AA muhabirinin sorularını yanıtlayan Beslenme ve Diyet Uzmanı Dilara Koçak, “çevre ve iklim dostu mutfak” kavramının önemini, "Türkiye’de yıllık kişi başı ortalama 93 kilogram gıda israfı oluyor. Toplam gıda israfının sera gazı salınımına etkisi yüzde 8. Yani iklim krizine sebep olan sera gazının yüzde 8’i mutfaktaki israftan, gıda atıklarından çıkıyor. Yine bu gıda atıkları, temiz su kaynaklarımızın yüzde 25’inin boşa kullanılması anlamına geliyor. Bütün bunlar iklim krizini tetikliyor." ifadeleriyle açıkladı.
Plastiksiz, iklim dostu mutfağa geçilmesi gerektiğini vurgulayan Koçak, "Bunun için biraz geleneklerimizi hatırlamakta fayda var. Bez torbaları kullanmak, tahılları bezde saklamak, cam kavanozlarda tekrar konservelerimizi yapmak, camda turşu kurmak ya da artan yemeklerimizi camda saklamak çünkü cam, doğada dönüşür. Tahıl bezlerimiz bez olduğu için özellikle pamuktan olması, tabii ki plastik içermemesi hem bizim sağlığımız hem gezegenin hem de iklimin sağlığı için önemli.” dedi.
"Her hafta kredi kartı büyüklüğünde plastik yutuyoruz"

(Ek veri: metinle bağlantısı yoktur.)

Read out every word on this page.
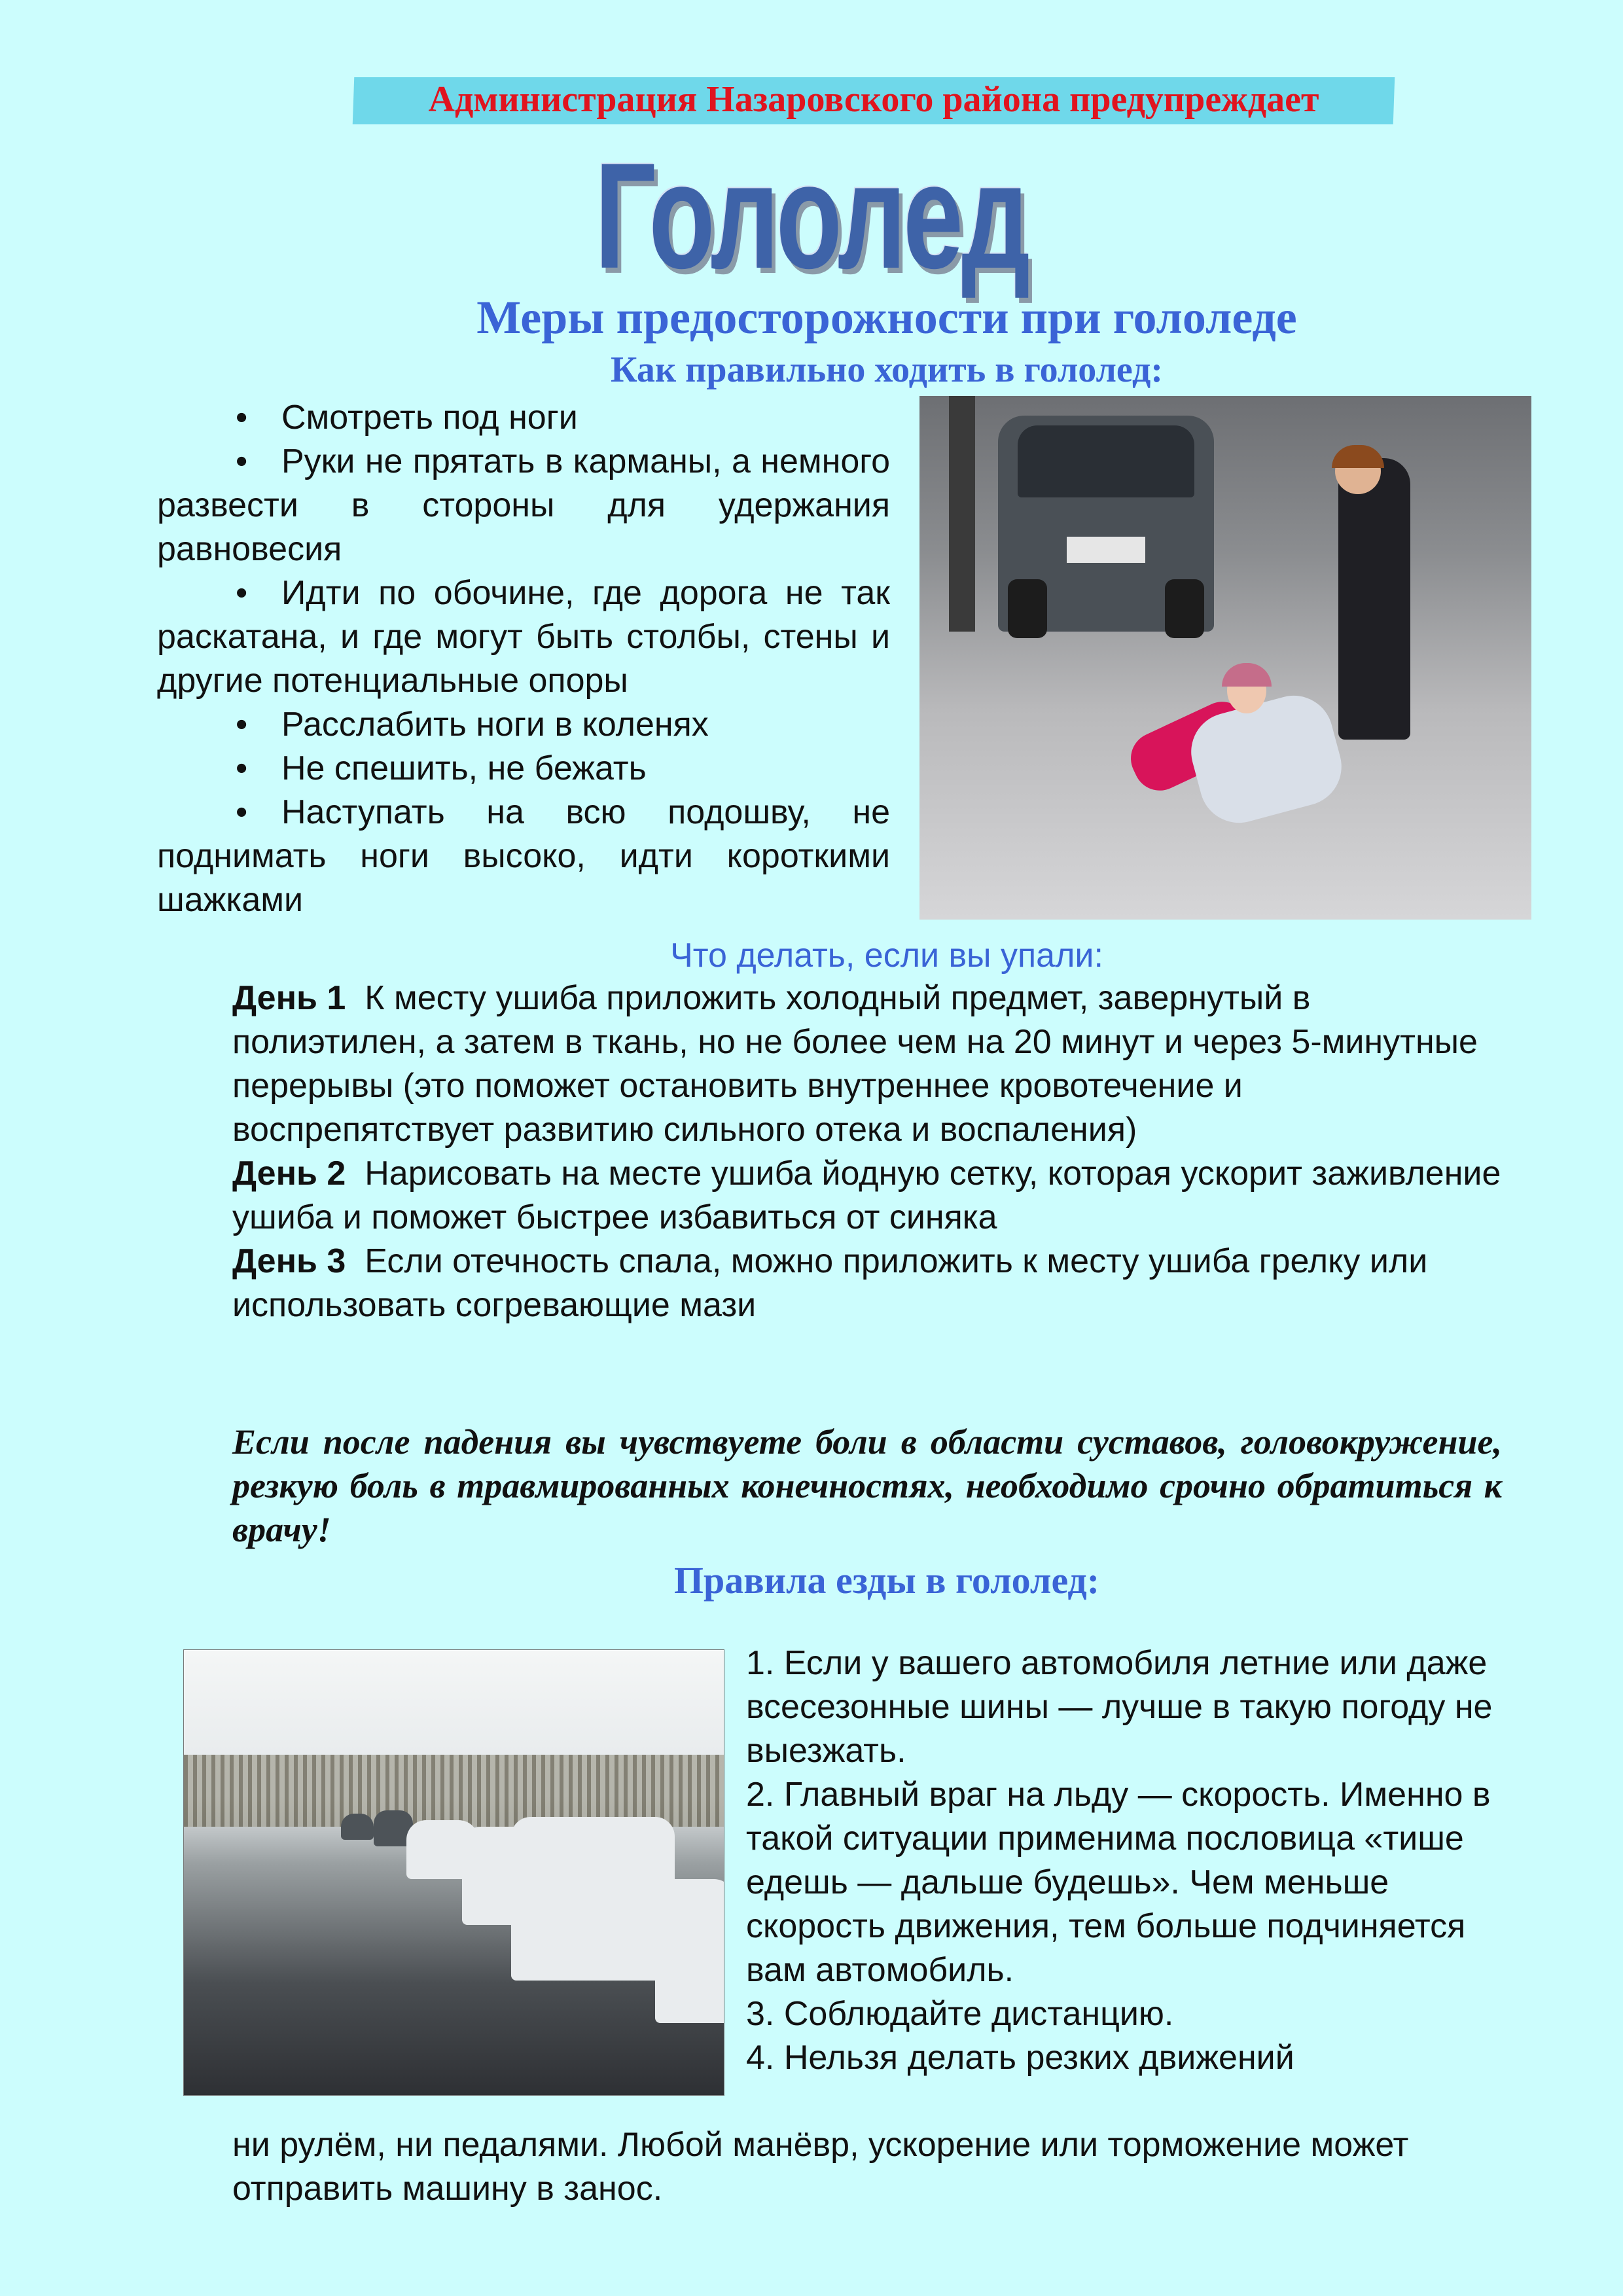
Администрация Назаровского района предупреждает
Гололед
Меры предосторожности при гололеде
Как правильно ходить в гололед:
• Смотреть под ноги
• Руки не прятать в карманы, а немного развести в стороны для удержания равновесия
• Идти по обочине, где дорога не так раскатана, и где могут быть столбы, стены и другие потенциальные опоры
• Расслабить ноги в коленях
• Не спешить, не бежать
• Наступать на всю подошву, не поднимать ноги высоко, идти короткими шажками
Что делать, если вы упали:
День 1 К месту ушиба приложить холодный предмет, завернутый в полиэтилен, а затем в ткань, но не более чем на 20 минут и через 5-минутные перерывы (это поможет остановить внутреннее кровотечение и воспрепятствует развитию сильного отека и воспаления)
День 2 Нарисовать на месте ушиба йодную сетку, которая ускорит заживление ушиба и поможет быстрее избавиться от синяка
День 3 Если отечность спала, можно приложить к месту ушиба грелку или использовать согревающие мази
Если после падения вы чувствуете боли в области суставов, головокружение, резкую боль в травмированных конечностях, необходимо срочно обратиться к врачу!
Правила езды в гололед:
1. Если у вашего автомобиля летние или даже всесезонные шины — лучше в такую погоду не выезжать.
2. Главный враг на льду — скорость. Именно в такой ситуации применима пословица «тише едешь — дальше будешь». Чем меньше скорость движения, тем больше подчиняется вам автомобиль.
3. Соблюдайте дистанцию.
4. Нельзя делать резких движений
ни рулём, ни педалями. Любой манёвр, ускорение или торможение может отправить машину в занос.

Koçak, plastikteki tehlikeye, şu örneklerle dikkati çekti:
"Size bir kredi kartı versem bunu yer misiniz? Yemezsiniz ama her hafta 1 kredi kartı büyüklüğünde mikroplastik yutuyorsunuz. Bu, korkunç. 3 haftada 1 plastik askı büyüklüğünde mikroplastik yutuyorsunuz. 5 haftada bu 1 tarak büyüklüğüne dönüşüyor. Ömrümüz boyunca da toplam bir araba lastiği kadar plastik yutuyoruz. Deniz tuzundan başlayıp balıklara kadar, Akdeniz’deki her iki balığın birinin midesinde mikroplastik var ya da soluduğumuz havada. Ne kadar şehirleşme artarsa, asfalt ve araba artarsa sürtünme ve ısı ile ortaya çıkan o nanoplastikler artık bizim solunumla da vücudumuza giriyor. Akciğerlerimize yapışıyor, bağırsak mikrobiyatamızı bozuyor. Yani o plastik hem doğanın dengesini bozuyor hem de bizim bağırsak dengemizi bozuyor."

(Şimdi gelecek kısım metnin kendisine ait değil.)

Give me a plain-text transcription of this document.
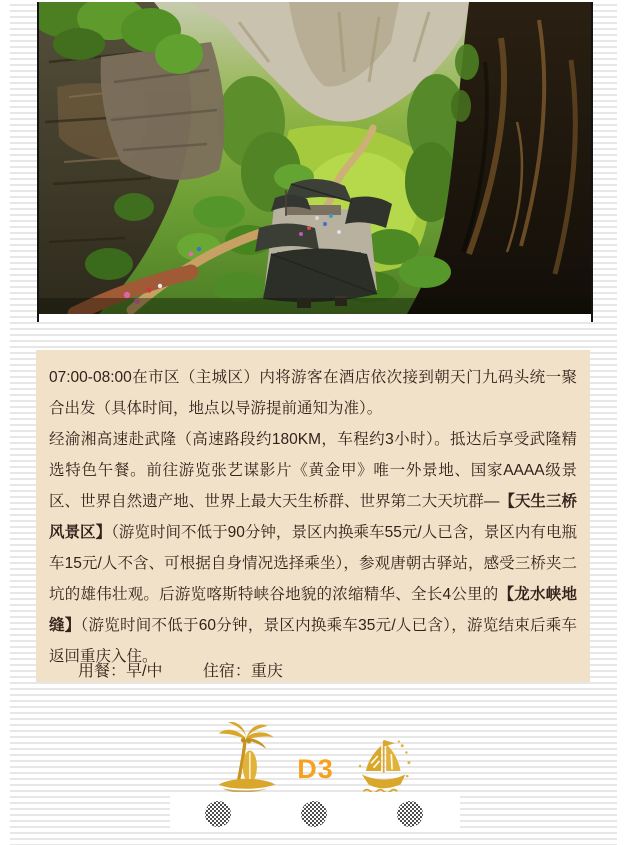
07:00-08:00在市区（主城区）内将游客在酒店依次接到朝天门九码头统一聚合出发（具体时间，地点以导游提前通知为准）。

经渝湘高速赴武隆（高速路段约180KM，车程约3小时）。抵达后享受武隆精选特色午餐。前往游览张艺谋影片《黄金甲》唯一外景地、国家AAAA级景区、世界自然遗产地、世界上最大天生桥群、世界第二大天坑群—【天生三桥风景区】（游览时间不低于90分钟，景区内换乘车55元/人已含，景区内有电瓶车15元/人不含、可根据自身情况选择乘坐），参观唐朝古驿站，感受三桥夹二坑的雄伟壮观。后游览喀斯特峡谷地貌的浓缩精华、全长4公里的【龙水峡地缝】（游览时间不低于60分钟，景区内换乘车35元/人已含），游览结束后乘车返回重庆入住。

用餐：早/中	住宿：重庆
D3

Plastikler nedeniyle insan hayatına yeni hastalıklar girdiğini hatta bebeklerin anne sütüne alerjik doğabildiğini ifade eden Dilara Koçak, bunları şöyle özetledi:
“Anlamlandırılamayan hastalıklar, idiopatik hastalıklar ya da yeni tanımlanmış alerjiler; lektin alerjisi, histamin alerjisi, glüten alerjisi, bebeklerin anne sütüne karşı bile alerjik doğması maalesef hem doğanın hem de vücudumuzun dengesini bozmamızdan kaynaklanıyor. İklime dost seçimler, bedenimize de dost.”
Kıyafetlerdeki tehlikeye de dikkat
Alışverişte dikkat edilmesi gereken konulardan birinin de kıyafetler olduğunu belirten Dilara Koçak, “Yaptığımız seçimler, yaptığımız alışveriş sadece ticari değil hayati bir ilişki artık ürünle aramızda.” diye konuştu.
Koçak, "Benim üstüme giyindiğim kıyafet petrol türevi bir polyester içeriyorsa ben bunu her yıkadığımda temiz suya, akarsulara, okyanuslara o plastiği gönderiyorum, petrol türevini gönderiyorum. Sonra ben onu her hafta kredi kartı şeklinde yutuyorum ya da boyar madde, sentetik boyalar yine aynı şekilde hem benim bedenime zarar veriyor hem kaynakları kirletmeye sebep oluyor." ifadelerini kullandı.
"Son tüketim ile tavsiye edilen tüketim tarihine bakılmalı"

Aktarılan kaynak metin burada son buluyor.